TO: Liquidity Rule Implementation Working Group
SEC Rules Committee
Small Funds Committee RE: ICI Draft Comment Letter on SEC Liquidity Proposal's Impact on Funds Investing in Bank Loans; Comments Due by December 21 at 12:00 pm ET

 

Linked below is a draft ICI comment letter that expresses serious concerns with how the SEC's proposed amendments to the liquidity rule[1] would affect mutual funds and ETFs investing in bank loans. This letter does not make any new policy recommendations.

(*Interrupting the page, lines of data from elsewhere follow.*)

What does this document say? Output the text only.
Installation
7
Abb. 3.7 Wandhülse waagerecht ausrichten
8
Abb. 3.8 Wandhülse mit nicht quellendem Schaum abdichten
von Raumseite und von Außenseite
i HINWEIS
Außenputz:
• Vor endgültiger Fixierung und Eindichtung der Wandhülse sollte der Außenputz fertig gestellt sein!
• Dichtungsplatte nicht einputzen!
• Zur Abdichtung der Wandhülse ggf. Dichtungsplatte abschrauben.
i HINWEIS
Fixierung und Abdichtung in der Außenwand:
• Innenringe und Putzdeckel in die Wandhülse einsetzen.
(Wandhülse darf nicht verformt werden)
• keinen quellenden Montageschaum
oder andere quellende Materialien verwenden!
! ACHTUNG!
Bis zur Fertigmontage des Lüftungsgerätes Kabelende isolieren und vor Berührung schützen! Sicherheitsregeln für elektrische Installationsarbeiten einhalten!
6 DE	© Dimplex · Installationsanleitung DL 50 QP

Rather, this letter elaborates on points made about bank loan funds in our February comment letter.[2] Please provide any comments you may have (matt.thornton@ici.org) by Thursday at 12:00 pm ET; we intend to file by the end of the week.

If adopted, the proposed liquidity rule amendments would eliminate funds investing primarily in bank loans ("bank loan funds"), a category that long has been beneficial to retail investors, especially in rising interest rate environments. While the amendments would be fatal to these funds, they also would adversely affect other funds that hold bank loans. In their 20+ year history, bank loan funds have operated successfully within the open-end fund regulatory structure—to date, no bank loan fund has suspended redemptions. Bank loan funds also have helped facilitate capital formation.

History, practice, presence of a sound existing regulatory framework, and potential negative impacts to retail investors (including, for current fund investors, transaction and other costs, tax liability, and any losses from forced selling due to redemptions and liquidations of these funds) and other market participants from these proposed amendments all weigh strongly against adoption. In addition, we do not believe that the SEC has the authority to impose onerous constraints on portfolio construction that would create a de facto prohibition on an existing fund category.

In this letter, we:

  • provide data on funds' exposure to and experience with bank loans;
  • assess the proposal and explain why it would render continued operation of bank loan funds impossible;
  • consider the proposal's underlying statutory authority and economic analysis;
  • offer alternative policy recommendations that would further mitigate the funds' liquidity risk while still preserving their core features; and
  • set forth the likely consequences of adopting these amendments as proposed.

 

Matthew Thornton
Associate General Counsel
 

Notes

[1] Open-End Fund Liquidity Risk Management Programs and Swing Pricing; Form N-PORT Reporting, SEC Release No. 33-11130, 87 Fed. Reg. 77172 (Dec. 16, 2022).